CIDH PUBLISHES ITS NEW RULES OF PROCEDURE
Washington, D.C., December 9, 2009 — The Inter-American Commission on Human Rights (IACHR) publishes today its new Rules of Procedure, based on reforms approved during the 137th Period of Sessions that took place in October and November 2009. The new Rules of Procedure will enter into force on January 1, 2010.
The central objective of these reforms is to further strengthen the Inter-American system through the enhancement of: participation by victims, guarantees to harmonize procedural participation of the parties and enhance the publicity and transparency of the system, as well as the adoption of other necessary adjustments after the 2001 reform. These modifications involve four essential components of the system for the protection of human rights: the mechanism of precautionary measures, the processing of petitions and cases, the referral of cases to the jurisdiction of the Inter-American Court, and the holding of hearings on the situation of human rights in the Member States.
The first critical component of the reform involves the codification of the principles and practices related to the precautionary measures mechanism, which was first introduced in the Rules adopted in 1980. For almost three decades, this mechanism has contributed to the protection of thousands of persons at risk in all of the Member States of the OAS. The amendment seeks to reflect the elements taken into account by the IACHR when considering requests for precautionary measures as well as the principles that guide the proceedings for granting, following up and lifting of such measures.
The second significant component of the reform relates to the processing of petitions and cases on alleged violations of the American Declaration, the American Convention or other applicable instruments. Among the more prominent amendments in this area is the new practice permitting the production of testimony before one or more members of the Commission during in loco observations; the extension of time limits to file allegations on the merits; and the introduction of a provision establishing parameters for the archiving of petitions and cases.

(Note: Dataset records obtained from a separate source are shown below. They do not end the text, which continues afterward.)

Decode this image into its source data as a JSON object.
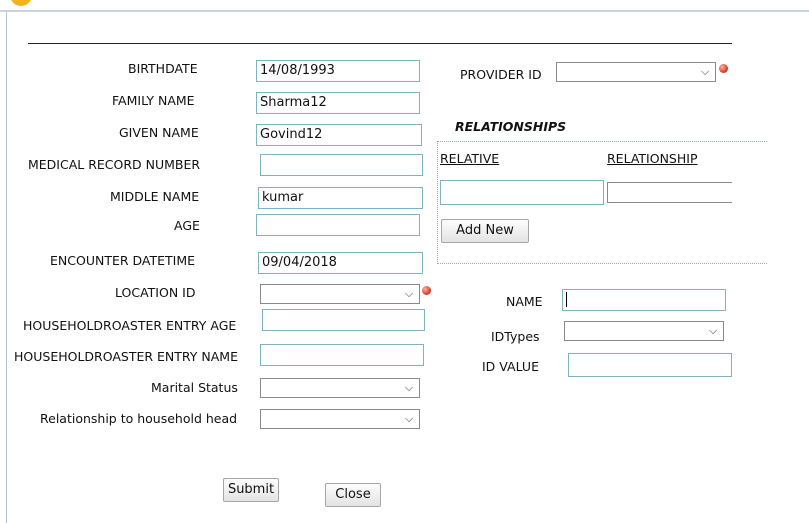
{
  "form": {
    "labels": {
      "birthdate": "BIRTHDATE",
      "family_name": "FAMILY NAME",
      "given_name": "GIVEN NAME",
      "mrn": "MEDICAL RECORD NUMBER",
      "middle_name": "MIDDLE NAME",
      "age": "AGE",
      "encounter": "ENCOUNTER DATETIME",
      "location": "LOCATION ID",
      "hh_age": "HOUSEHOLDROASTER ENTRY AGE",
      "hh_name": "HOUSEHOLDROASTER ENTRY NAME",
      "marital": "Marital Status",
      "relationship_head": "Relationship to household head",
      "provider": "PROVIDER ID",
      "name": "NAME",
      "idtypes": "IDTypes",
      "idvalue": "ID VALUE"
    },
    "values": {
      "birthdate": "14/08/1993",
      "family_name": "Sharma12",
      "given_name": "Govind12",
      "mrn": "",
      "middle_name": "kumar",
      "age": "",
      "encounter": "09/04/2018",
      "hh_age": "",
      "hh_name": "",
      "name": "",
      "idvalue": ""
    },
    "selects": {
      "location": "",
      "marital": "",
      "relationship_head": "",
      "provider": "",
      "idtypes": ""
    }
  },
  "relationships": {
    "title": "RELATIONSHIPS",
    "col_relative": "RELATIVE",
    "col_relationship": "RELATIONSHIP",
    "add_label": "Add New",
    "relative_value": "",
    "relationship_value": ""
  },
  "actions": {
    "submit_label": "Submit",
    "close_label": "Close"
  },
  "icons": {
    "dropdown": "chevron-down-icon",
    "required": "required-dot-icon"
  },
  "colors": {
    "input_border": "#7fb3c2",
    "required_dot": "#e0402a",
    "accent_icon": "#f2b21b"
  }
}
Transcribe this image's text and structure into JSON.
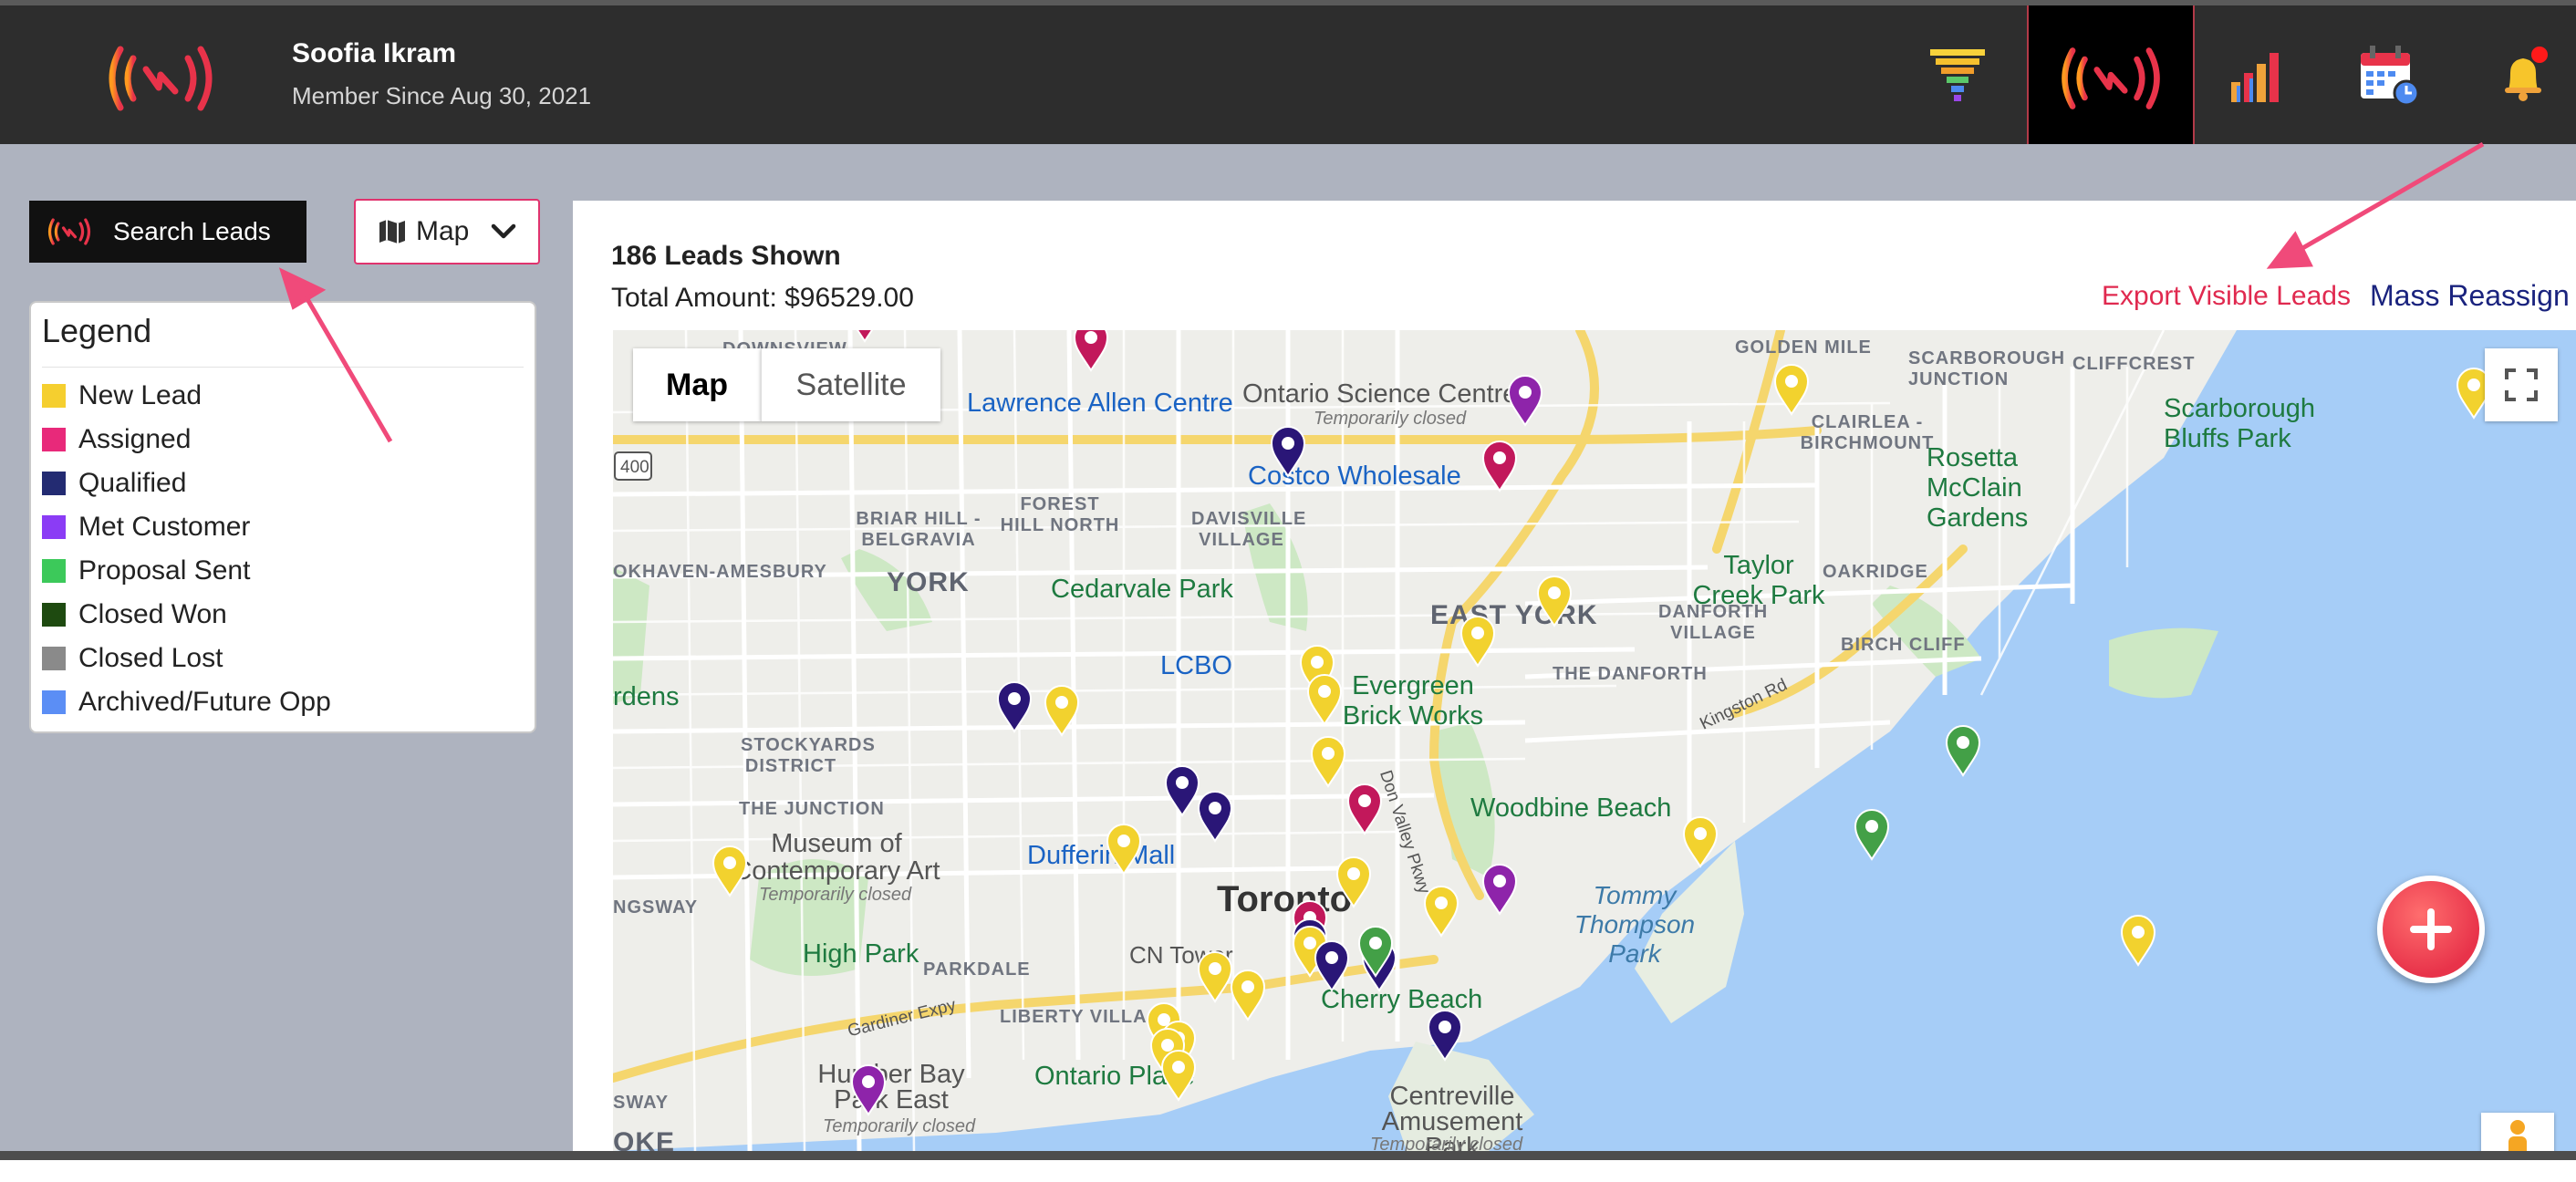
{
  "header": {
    "user_name": "Soofia Ikram",
    "member_since": "Member Since Aug 30, 2021",
    "icons": [
      "brand-logo-icon",
      "funnel-icon",
      "signal-icon",
      "bar-chart-icon",
      "calendar-icon",
      "bell-icon"
    ],
    "notification_dot_color": "#ff1a1a"
  },
  "sidebar": {
    "search_button_label": "Search Leads",
    "view_select_value": "Map",
    "legend": {
      "title": "Legend",
      "items": [
        {
          "label": "New Lead",
          "color": "#f5cf2f"
        },
        {
          "label": "Assigned",
          "color": "#e8297a"
        },
        {
          "label": "Qualified",
          "color": "#232b72"
        },
        {
          "label": "Met Customer",
          "color": "#8b3cf5"
        },
        {
          "label": "Proposal Sent",
          "color": "#3cc95a"
        },
        {
          "label": "Closed Won",
          "color": "#1e4a10"
        },
        {
          "label": "Closed Lost",
          "color": "#8a8a8a"
        },
        {
          "label": "Archived/Future Opp",
          "color": "#5b8ef5"
        }
      ]
    }
  },
  "main": {
    "leads_shown": "186 Leads Shown",
    "total_amount": "Total Amount: $96529.00",
    "export_label": "Export Visible Leads",
    "mass_reassign_label": "Mass Reassign"
  },
  "map": {
    "map_type_map": "Map",
    "map_type_satellite": "Satellite",
    "labels": {
      "york": "YORK",
      "east_york": "EAST YORK",
      "toronto": "Toronto",
      "golden_mile": "GOLDEN MILE",
      "scarborough_junction": "SCARBOROUGH JUNCTION",
      "cliffcrest": "CLIFFCREST",
      "clairlea": "CLAIRLEA - BIRCHMOUNT",
      "lawrence": "Lawrence Allen Centre",
      "ontario_science": "Ontario Science Centre",
      "temporarily_closed": "Temporarily closed",
      "costco": "Costco Wholesale",
      "briar_hill": "BRIAR HILL - BELGRAVIA",
      "forest_hill": "FOREST HILL NORTH",
      "davisville": "DAVISVILLE VILLAGE",
      "scarborough_bluffs": "Scarborough Bluffs Park",
      "rosetta": "Rosetta McClain Gardens",
      "oakwood": "OKHAVEN-AMESBURY",
      "cedarvale": "Cedarvale Park",
      "taylor_creek": "Taylor Creek Park",
      "oakridge": "OAKRIDGE",
      "danforth_village": "DANFORTH VILLAGE",
      "birch_cliff": "BIRCH CLIFF",
      "lcbo": "LCBO",
      "evergreen": "Evergreen Brick Works",
      "the_danforth": "THE DANFORTH",
      "kingston_rd": "Kingston Rd",
      "gardens": "rdens",
      "stockyards": "STOCKYARDS DISTRICT",
      "don_valley": "Don Valley Pkwy",
      "woodbine": "Woodbine Beach",
      "the_junction": "THE JUNCTION",
      "museum": "Museum of Contemporary Art",
      "dufferin": "Dufferin Mall",
      "ngsway": "NGSWAY",
      "tommy_thompson": "Tommy Thompson Park",
      "high_park": "High Park",
      "parkdale": "PARKDALE",
      "cn_tower": "CN Tower",
      "liberty_village": "LIBERTY VILLAGE",
      "gardiner": "Gardiner Expy",
      "cherry_beach": "Cherry Beach",
      "humber_bay": "Humber Bay Park East",
      "ontario_place": "Ontario Place",
      "centreville": "Centreville Amusement Park",
      "sway": "SWAY",
      "oke": "OKE",
      "downsview": "DOWNSVIEW",
      "hwy_400": "400"
    },
    "pins": [
      {
        "status": "Assigned"
      },
      {
        "status": "Assigned"
      },
      {
        "status": "Assigned"
      },
      {
        "status": "Assigned"
      },
      {
        "status": "Qualified"
      },
      {
        "status": "Met Customer"
      },
      {
        "status": "New Lead"
      },
      {
        "status": "New Lead"
      },
      {
        "status": "Proposal Sent"
      },
      {
        "status": "Met Customer"
      }
    ]
  }
}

The third important area of the reform addresses the review of proceedings and the applicable parameters after the adoption of reports on the merits in cases involving the alleged responsibility of States, who are party to the American Convention and have accepted the contentious jurisdiction of the Inter-American Court of Human Rights. The main aspects of the reform are the introduction of a provision that codifies in detail the practice governing the suspension of the time limit provided for in the American Convention to refer cases to the jurisdiction of the Inter-American Court, and changes to the provision governing the referral of cases to that jurisdiction once proceedings before the Commission have been exhausted. This last amendment, which is the outcome of a dialogue held with the Inter-American Court, allows for the referral of the report issued pursuant to Article 50 of the American Convention accompanied by a referral note and other elements relating to the processing of the case before the Commission. This provision also establishes that, once a case has been referred to the jurisdiction of the Court, the Commission shall make its merits report public.
The fourth significant area of the reform is the introduction of guidelines on participation in public hearings on the situation of human rights in the Member States of the OAS.
The amended text is the result of the debate and decision of the IACHR members during three periods of sessions and an open and transparent process. All aspects of the reform relating to the processing of petitions and cases that may eventually reach the jurisdiction of the Inter-American Court of Human Rights were the subject of dialogue and successive exchanges with that organ. During its debates, the IACHR considered extensively the comments made by an important number of OAS Member States, civil society organizations, academics and citizens of the entire continent, in response to the open consultations on the preliminary draft of the amendments, which took place between May and August 2009. The IACHR takes this opportunity to thank the valuable contribution of those who participated in these consultations.
These reforms are complemented by the recent decision of the Permanent Council of the Organization of American States (OAS) to create a Legal Assistance Fund to offer financial support to the victims of human rights violations in the region, to help finance the cost of the legal process before the Commission and the Court.
The creation of the Legal Assistance Fund and the reforms of the rules of procedure, approved on the 50th anniversary of the IACHR’s creation and the 30th anniversary of the IA Court HR, aim to reinforce the important progress achieved in the last decades by the inter-American system of human rights, so that it is better prepared to face the challenges in the decades to come.
A principal, autonomous body of the Organization of American States (OAS), the IACHR derives its mandate from the OAS Charter and the American Convention on Human Rights. The Inter-American Commission has the mandate to promote respect for human rights in the region and acts as a consultative body to the OAS in this matter. The Commission is composed of seven independent members who act in a personal capacity, without representing a particular country, and who are elected by the OAS General Assembly.